For every concert, they choose a fan club member to be the “reporter” who gets to interview the band, take photos, and write a “tour report” for the website. During meet-and-greets and they make an effort to make a connection with each person, despite it being difficult to have any sort of conversation in three seconds. And when they are going back and forth from the tour bus they usually stop to wave or sign autographs. Their concerts are a family affair, too - their siblings, wives, children and parents mingle with the fans and are very patient with being chatted up by an overweight girl with “I (heart) Ike” written on her face in eyeliner. And I’m not even getting into the mile-long walks they organize before each live show to raise funding and awareness for AIDS causes in Africa.

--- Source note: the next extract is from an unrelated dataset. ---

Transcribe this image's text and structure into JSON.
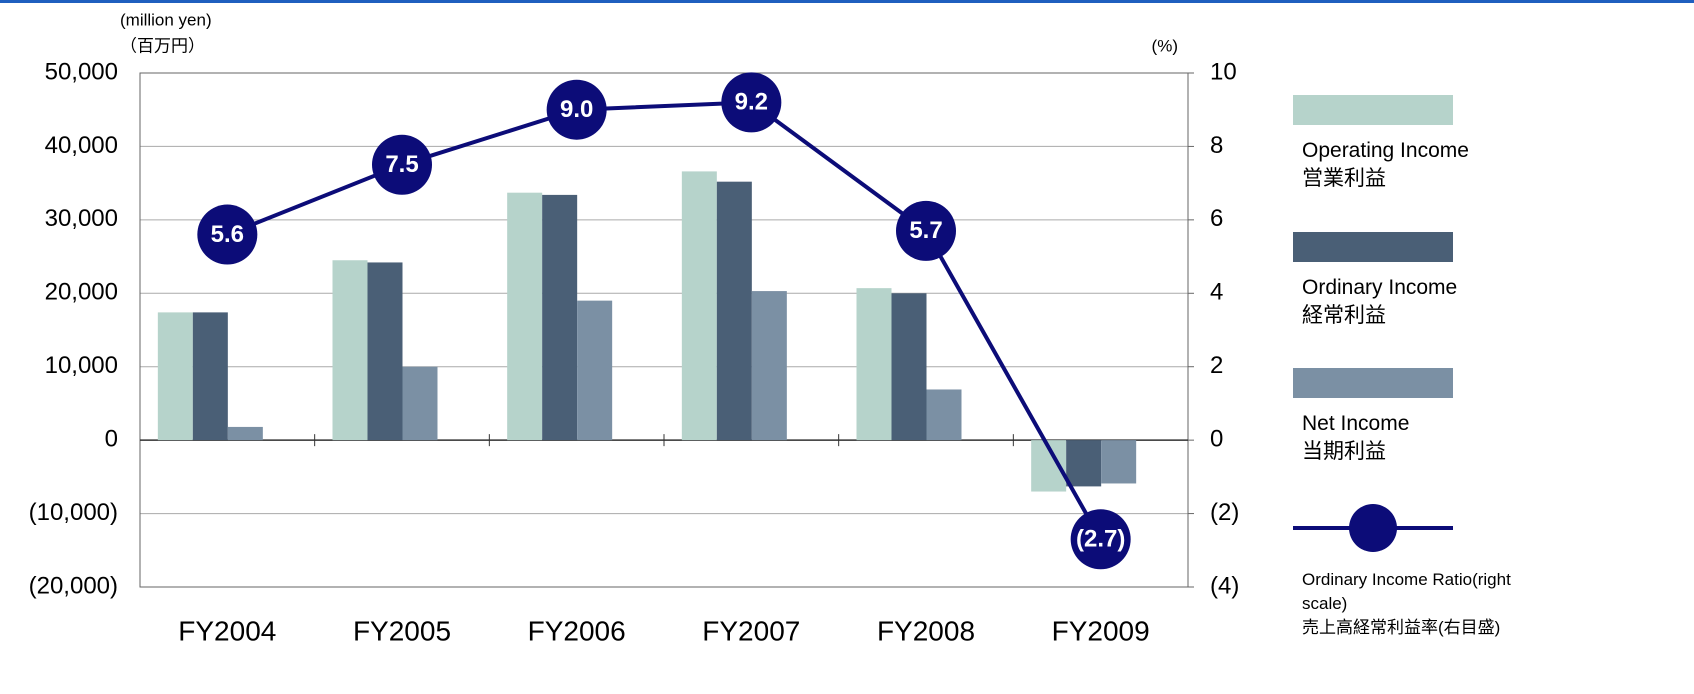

I think they genuinely appreciate that while the mainstream regards them as “I Love the 90s” one-hit wonders, they are still making records and selling out venues all over the world because of the crazy fans who line up outside of concert venues and buy three copies of their albums just for an extra track or two on the foreign versions (Not that I would do this. Any more.)
That said, some gripe that it shouldn’t cost $40 to join the fan club, and I think the band seriously needs to work on their stage banter. There are only so many times you can hear “How are you doing tonight? Are you ready to rock?” in one night and still have any desire left to “woo.” Also they are just a wee protective of their personal lives. I mean, I don’t need nor want gory details, but in the midst of a two-hour documentary about them making an album, would it kill Taylor to acknowledge that knocking up his girlfriend and getting married at age 19 might have had some impact on his mind set during the process? Just sayin.’